Bestia Zuckerberga znowu w akcji; chce pochłonąć Twoje gałki oczne za pomocą Oculusa, wchłonąć Twoje najskrytsze myśli poprzez gromadzenie danych na Facebooku, a teraz pragnie więcej. Planując zatrudnić do tego zadania 10,000 XNUMX pracowników, Zuckerberg chce zbudować metaświat. A zmiana dopiero się zaczęła Nowa nazwa Facebooka: Meta.
Jeśli się zastanawiasz, termin „metawersum” został stworzony przez autora science fiction Neala Stephensona w jego powieści z 1992 roku „Snow Crash”. Akcja rozgrywa się w wirtualnym, dystopijnym świecie, którym w całości rządzi korporacja dyktatorska.
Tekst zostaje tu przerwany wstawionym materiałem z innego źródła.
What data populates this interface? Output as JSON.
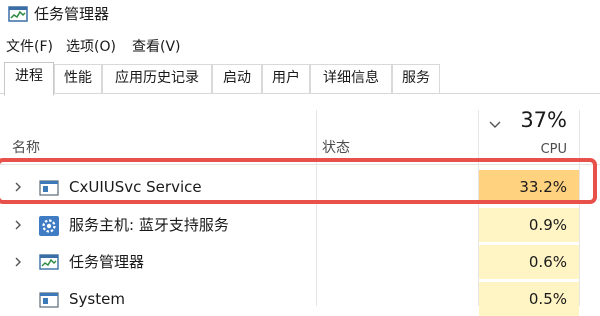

O tak, obywatele są głównie spłukani i manipulowani przez wcześniej wspomnianą korporację. Krótko mówiąc, Zuckerberg jest głupcem, używając tego terminu. Nie ma on przywoływać obrazów społeczności, ale separacji, nie indywidualności, ale depersonalizacji, nie równości, ale niewoli.
Ale dajmy mu korzyść w postaci wątpliwości. Powiedzmy, że jego wielkie plany nie zniszczą ludzkości. Czy to w ogóle taki wspaniały pomysł technologiczny? Czy mogłoby to pomóc w procedurach medycznych, a może skutkować bardziej demokratycznym społeczeństwem?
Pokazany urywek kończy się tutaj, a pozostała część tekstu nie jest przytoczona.